Dans un posting intitulé « qui peut me prêter un argument », l’ancien Wali et ancien ministre de la Santé, Isselmou Ould Abdel Kader qui est également juriste, raconte comment à Rosso il a appris, et sans le croire au départ, que des malades mauritaniens, parfois venant de localités hors du Trarza, forment des rangs quotidiens devant un centre de santé situé à Richard Toll, une proche bourgade sénégalaise, alors que Rosso compte au moins un hôpital régional, plusieurs centres et postes de santé. Et d’émettre un constat : « après mon retour, j’ai rendu visite à notre hôpital national et j’ai tout compris.
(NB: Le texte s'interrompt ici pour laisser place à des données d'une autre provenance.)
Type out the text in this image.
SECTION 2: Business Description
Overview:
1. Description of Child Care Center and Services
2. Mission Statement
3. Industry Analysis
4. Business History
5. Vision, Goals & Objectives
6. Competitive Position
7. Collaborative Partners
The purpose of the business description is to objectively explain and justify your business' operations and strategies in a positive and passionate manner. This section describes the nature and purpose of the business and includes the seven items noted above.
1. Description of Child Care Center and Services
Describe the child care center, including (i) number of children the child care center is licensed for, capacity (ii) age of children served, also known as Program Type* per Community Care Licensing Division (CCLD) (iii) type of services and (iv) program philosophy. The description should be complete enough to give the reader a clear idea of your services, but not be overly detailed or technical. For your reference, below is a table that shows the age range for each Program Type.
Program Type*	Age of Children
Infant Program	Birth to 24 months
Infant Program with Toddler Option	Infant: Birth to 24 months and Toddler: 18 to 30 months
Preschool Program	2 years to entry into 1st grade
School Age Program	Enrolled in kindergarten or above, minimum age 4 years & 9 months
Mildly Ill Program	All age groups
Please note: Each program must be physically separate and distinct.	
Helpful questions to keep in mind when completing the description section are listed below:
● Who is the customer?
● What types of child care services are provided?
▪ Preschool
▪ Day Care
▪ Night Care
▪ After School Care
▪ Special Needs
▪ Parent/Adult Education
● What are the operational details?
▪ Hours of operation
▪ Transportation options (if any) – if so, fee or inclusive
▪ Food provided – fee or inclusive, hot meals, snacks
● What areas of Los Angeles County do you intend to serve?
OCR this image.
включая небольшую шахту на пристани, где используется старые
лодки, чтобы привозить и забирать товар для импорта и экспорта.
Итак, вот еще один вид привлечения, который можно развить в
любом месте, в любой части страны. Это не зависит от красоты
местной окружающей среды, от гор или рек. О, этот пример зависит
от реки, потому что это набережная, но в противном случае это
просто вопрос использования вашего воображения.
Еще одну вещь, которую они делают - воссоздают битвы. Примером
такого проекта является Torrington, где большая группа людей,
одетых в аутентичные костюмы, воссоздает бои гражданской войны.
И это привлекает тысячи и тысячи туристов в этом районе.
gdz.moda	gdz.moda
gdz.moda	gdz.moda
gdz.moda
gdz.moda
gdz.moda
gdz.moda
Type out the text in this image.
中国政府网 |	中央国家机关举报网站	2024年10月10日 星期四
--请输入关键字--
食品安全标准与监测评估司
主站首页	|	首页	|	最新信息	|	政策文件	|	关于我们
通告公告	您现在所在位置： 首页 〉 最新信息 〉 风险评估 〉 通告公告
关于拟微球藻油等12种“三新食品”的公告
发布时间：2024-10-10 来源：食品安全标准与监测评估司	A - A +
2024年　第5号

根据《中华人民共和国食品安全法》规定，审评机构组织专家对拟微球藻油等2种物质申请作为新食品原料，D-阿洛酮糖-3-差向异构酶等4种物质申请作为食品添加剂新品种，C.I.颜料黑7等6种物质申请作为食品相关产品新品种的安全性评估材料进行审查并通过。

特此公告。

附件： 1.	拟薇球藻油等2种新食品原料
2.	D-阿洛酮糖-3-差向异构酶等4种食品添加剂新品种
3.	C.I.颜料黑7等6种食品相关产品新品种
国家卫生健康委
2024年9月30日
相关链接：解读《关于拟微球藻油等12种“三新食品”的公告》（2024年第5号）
Je ne suis plus étonné par notre sort à la fois pitoyable et honteux. »

Isselmou Ould Abdel Kader nie cependant toute dissension par rapport au pouvoir de Mohamed Cheikh Ghazouani et de son gouvernement, qu’il continue de soutenir. « Mais aujourd’hui, en sortant de l’hôpital national, j’ai senti le besoin d’argument pour ne pas leur fausser le chemin » a-t-il précisé, s’interrogeant sur ce qu’il peut faire dans un pays « où la santé publique a été sacrifiée pour les beaux yeux de la santé privée et où la vie humaine se vend comme un morceau de pain. »

L’argumentaire qui a fâché certains médecins

Plus d’une trentaine de commentaires, émanant pour la plupart de praticiens de la santé et de simples citoyens, ont suivi ce posting, dont certains très vitriolés.

C’est le cas de l’un d’entre eux qui s’est demandé « et lorsque vous étiez ministre de la santé, vous avez fait quoi pour améliorer le secteur vital du pays ? » Un autre enchaîne « si vous aviez fourni des efforts durant votre temps, on ne sera pas à ce stade ».

Une diatribe à laquelle Isselmou Ould Abdel Kader avait répondu dans une vidéo explicative où il a rappelé n’être resté à la tête du département que pendant neuf mois. Une courte période durant laquelle il a supervisé la mise en place de plusieurs hôpitaux régionaux, procédé à l’achat pour 10 millions d’ouguiyas d’un câble qui manquait au fonctionnement de l’hôpital de Nouadhibou. Selon lui, le budget du département était à l’époque mille fois moindre que le budget alloué à la santé aujourd’hui et que la situation n’était pas aussi catastrophique. Puis, en termes de probité, il affirme avoir quitté le département avec trois mois d’indemnités (450.000 UM) et à pied, ne possédant pas de voiture et que ce sont des collègues qui se sont cotisés pour lui en payer une.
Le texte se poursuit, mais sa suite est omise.